The mechanical valve inside the oil collection vessel is designed with damping that avoids being moved up too quickly and protects against damage to internal components and seals. Once the oil has returned, the hot gas supply is stopped and an integrated hole in the mechanical valve will equalize the pressures between the separator and the oil collector vessel. This permits the mechanical valve to fall open by gravity and the cycle to commence again.

The selection of the correctly sized oil collector pot depends on the size of the system and the oil carry-over from the compressor. Unless otherwise declared, 15ppm oil carry-over can be assumed for new compressors and existing systems may go up to 30 ppm.

While automatic systems could handle even more carry-over design improvements should be considered for a system that exhibits carry-over exceeding 30 ppm. Activation of the hot gas supply can be accomplished with different methods, as shown in the following schematics A, B, and C. In all schematics, the oil collecting pot with an internal plug is shown as BDP.

Schematic A represents the most common method to activate the oil return cycle. This method uses an oil sensor (LS) installed at the upper level of the oil collector pot that activates the solenoid valve as mentioned above. The regulating valve behind the small line coming off the compressor discharge pipe will ensure that only a small quantity of hot gas at about 58-116 psig (4 – 8 barg) is taken to the BDP.

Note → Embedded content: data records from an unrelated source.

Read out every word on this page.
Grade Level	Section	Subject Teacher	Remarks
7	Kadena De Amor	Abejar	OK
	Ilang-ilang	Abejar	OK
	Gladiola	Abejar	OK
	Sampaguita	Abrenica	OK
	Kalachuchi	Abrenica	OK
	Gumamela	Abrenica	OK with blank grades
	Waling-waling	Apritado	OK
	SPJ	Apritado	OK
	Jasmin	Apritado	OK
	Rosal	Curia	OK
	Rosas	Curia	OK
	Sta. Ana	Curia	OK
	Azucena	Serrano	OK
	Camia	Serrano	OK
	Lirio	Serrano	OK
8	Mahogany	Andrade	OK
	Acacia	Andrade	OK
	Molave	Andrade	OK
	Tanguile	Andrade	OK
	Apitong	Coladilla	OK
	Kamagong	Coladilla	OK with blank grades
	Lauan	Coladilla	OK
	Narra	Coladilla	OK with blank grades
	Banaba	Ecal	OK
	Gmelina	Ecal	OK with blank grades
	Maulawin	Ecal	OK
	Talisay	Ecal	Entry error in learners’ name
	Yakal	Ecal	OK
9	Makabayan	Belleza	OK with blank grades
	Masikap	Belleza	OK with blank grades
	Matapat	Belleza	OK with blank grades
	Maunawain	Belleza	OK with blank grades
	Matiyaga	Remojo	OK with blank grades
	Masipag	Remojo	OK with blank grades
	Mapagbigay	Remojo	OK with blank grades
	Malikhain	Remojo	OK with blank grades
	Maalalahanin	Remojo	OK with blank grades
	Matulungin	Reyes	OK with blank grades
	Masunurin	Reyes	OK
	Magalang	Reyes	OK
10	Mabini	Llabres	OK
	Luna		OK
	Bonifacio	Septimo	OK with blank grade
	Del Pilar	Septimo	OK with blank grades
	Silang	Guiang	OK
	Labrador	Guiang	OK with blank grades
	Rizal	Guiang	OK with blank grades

Although it is mostly oil that is pushed back to the compressor, there may still be some liquid refrigerant residue left in the returned oil. It is therefore recommended that the drained oil be passed through a heat-exchanger, shown in the schematics as a tube-in-tube heatexchanger with hot gas in the inner pipe (HX). Any remaining liquid refrigerant is evaporated before oil is returned to the crank case of a reciprocating compressor (schematic A) or into the suction line of a screw compressor (schematic B and C). An oil filter (OF) in the outlet of the heat exchanger will ensure only clean oil is returned. Optional sight glasses (SG) are available and allow the returned oil to be visually checked.

Another option to actuate the solenoid hot gas valve that supplies the BDP is by a sensor installed at the low point of the oil separator (LLS) as shown in schematic B.

It is also possible to simply activate the oil return once or twice a day without a need for an oil sensor by means of a simple time control (as in schematic C). Note that using time control or level control on the compressor’s oil separator will always require a heat-exchanger (HX) to be included downstream of the return line because the amount of liquid refrigerant in the oil is undetermined.

The hot gas needed to activate the automatic oil return system can also be taken from the top service valve of a high side float regulator (as shown in schematic C) when it is more convenient for installation.

An advantage of taking hot gas from the high side float regulator is the lower temperature, as the gas is no longer superheated. This extends the lifetime of sealing materials. However, superheated hot gas from the compressor works as well. Although such a design should provide maintenance-free operation, experience has shown that it is good to allow access to the oil collector vessel when needed (e.g., for cleaning when there is a high degree of oil contamination).

At evaporating temperatures below -22°F (-30°C) oil may not be viscous enough (like honey) and it has proven good practice to wrap self-regulating heat trace around the oil collecting pot to achieve higher oil viscosity. In Europe, the use of automatic oil return systems typically pays back (or makes its ROI) after about two years of operation, just from the oil that is saved.